# Texas Style!



## smokinj (Jan 16, 2008)

*Htown and I worked out a trade - Anejo Sharks for GOF's,ESG and a FFOX Lancero. Well I found out today that things are Bigger in Texas! He hit me with a bottle of D.L.Jardine's "Texas Champagne" hot sauce & a "Texas Chili Works" box. I can't wait to make a big pot this saturday:whoohoo:The smokes I recieved are awesome, but he pounded me with Outstanding tag-a-longs too! Here's the list-

2-GOF by carlito
Ashton ESG 21 yr. salute
Forbidden OpusX Lancero!
ERDM robusto (cc)
Gurkha Nepalese Warrior
Cohiba siglos (cc)
San Cristobal belicosos (cc)
Partagas Limited reserve 1997 Decadas tubo

Mike, Thank you so much for the Great trade and I definatly got the better end of it*


----------



## Ecto1 (Jan 26, 2008)

The stars at night are big and bright....


----------



## Bullybreed (Jun 25, 2007)

thats good eaten ther!


----------



## Paint (Mar 1, 2008)

Chili sounds good but those smokes look great David nice catch bro


----------



## smokem-cl (Aug 16, 2007)

I dunno about the GOF's, but that Partagas is kick a$$ good!!

...deep in the heart...


----------



## Stogie (Feb 13, 2007)

I simply love it! This rocks


----------



## DOZER (Sep 30, 2007)

Very nice!!!


----------



## sofaman (Jun 20, 2007)

Great work Htown!!! Love the add ons


----------



## karmaz00 (Dec 5, 2007)

very nice


----------



## tekhnu (Jun 10, 2007)

very, very nice!


----------



## tx_tuff (Jun 16, 2007)

Wow I said Htown won in his thread but you got some great smokes as well. Just remember there are no beans in Texas chili!


----------



## WarHorse (Apr 11, 2007)

Nice smackdown!


----------



## smokinj (Jan 16, 2008)

tx_tuff said:


> Wow I said Htown won in his thread but you got some great smokes as well. Just remember there are no beans in Texas chili!
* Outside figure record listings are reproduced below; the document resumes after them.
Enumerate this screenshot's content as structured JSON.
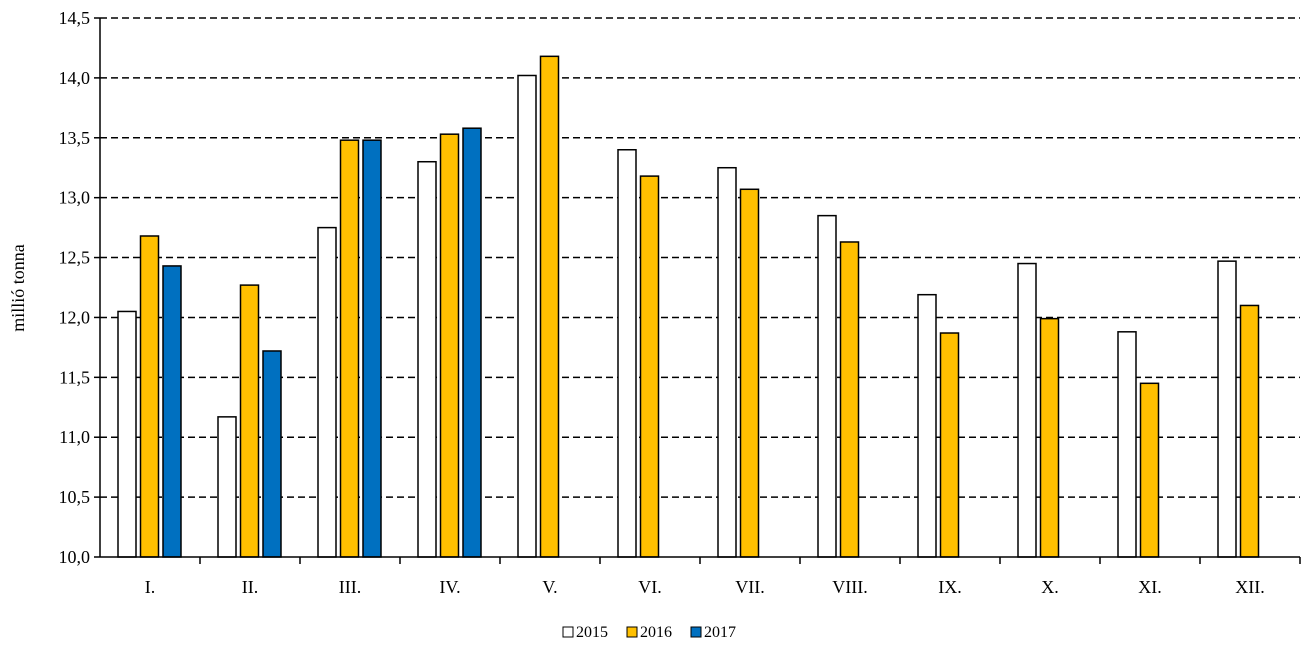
{
  "chart_data": {
    "type": "bar",
    "title": "",
    "xlabel": "",
    "ylabel": "millió  tonna",
    "ylim": [
      10.0,
      14.5
    ],
    "yticks": [
      "10,0",
      "10,5",
      "11,0",
      "11,5",
      "12,0",
      "12,5",
      "13,0",
      "13,5",
      "14,0",
      "14,5"
    ],
    "ytick_values": [
      10.0,
      10.5,
      11.0,
      11.5,
      12.0,
      12.5,
      13.0,
      13.5,
      14.0,
      14.5
    ],
    "grid": "horizontal dashed",
    "legend_position": "bottom-center",
    "categories": [
      "I.",
      "II.",
      "III.",
      "IV.",
      "V.",
      "VI.",
      "VII.",
      "VIII.",
      "IX.",
      "X.",
      "XI.",
      "XII."
    ],
    "series": [
      {
        "name": "2015",
        "color": "#ffffff",
        "values": [
          12.05,
          11.17,
          12.75,
          13.3,
          14.02,
          13.4,
          13.25,
          12.85,
          12.19,
          12.45,
          11.88,
          12.47
        ]
      },
      {
        "name": "2016",
        "color": "#ffc000",
        "values": [
          12.68,
          12.27,
          13.48,
          13.53,
          14.18,
          13.18,
          13.07,
          12.63,
          11.87,
          11.99,
          11.45,
          12.1
        ]
      },
      {
        "name": "2017",
        "color": "#0070c0",
        "values": [
          12.43,
          11.72,
          13.48,
          13.58,
          null,
          null,
          null,
          null,
          null,
          null,
          null,
          null
        ]
      }
    ]
  }
}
Yep, hands down the winner in this horse race. No beans going in the pot!


----------



## m69c44 (Nov 5, 2007)

OMG what a Trade Very nice


----------



## eggwhites (Apr 20, 2008)

That Opus is massive.... also chili is amazing.


----------



## texasmatt (Feb 25, 2008)

Way to represent Texas! That's a hell of a trade right there.


----------



## jam (Dec 29, 2007)

OMG what a spicy Trade


----------



## terrasco-cl (Mar 4, 2007)

Htown definitely representing! Good job!


----------



## Doogie (Oct 15, 2007)

very nice trade


----------



## amateurke (Mar 28, 2008)

:arghhhh: What a bunch of great cigars!!! GOF & ESG especialy!! I hope to smoke these once!!!


----------



## iloveclmore (Jan 23, 2008)

Very nice!!!


----------



## jitzy (Jan 7, 2007)

Very cool now I'm in the mood for chilli thanks guys:roflmao:


----------



## Deuce Da Masta (Dec 4, 2006)

wow! Nice trade. Hey htown, need any more sharks? LOL


----------



## Toasted Coastie (Feb 16, 2008)

Damn man, I love chili!

Awesome sticks too!


----------



## Darren's Godiva (Jul 16, 2007)

Great trade...way to go HTown


----------



## htown (Jan 31, 2008)

Thanks anyway:dribble: 


deuce said:


> wow! Nice trade. Hey htown, need any more sharks? LOL


----------



## LkyLindy (Feb 1, 2008)

Dave-

me and Jitzy will be over tomorrow night-Heat up that big pot will ya-We're bringing the beer-(If only..........)


----------



## Matt257 (Jan 3, 2008)

:dribble: I think that says it all


----------



## big04deuce (May 16, 2008)

:dribble::dribble::dribble: Love the smokes!!! :dribble::dribble::dribble:


----------



## happy1 (Jun 29, 2007)

Awesome trade!!


----------



## baba (Nov 5, 2007)

Nicely done Htown. Great cigars


----------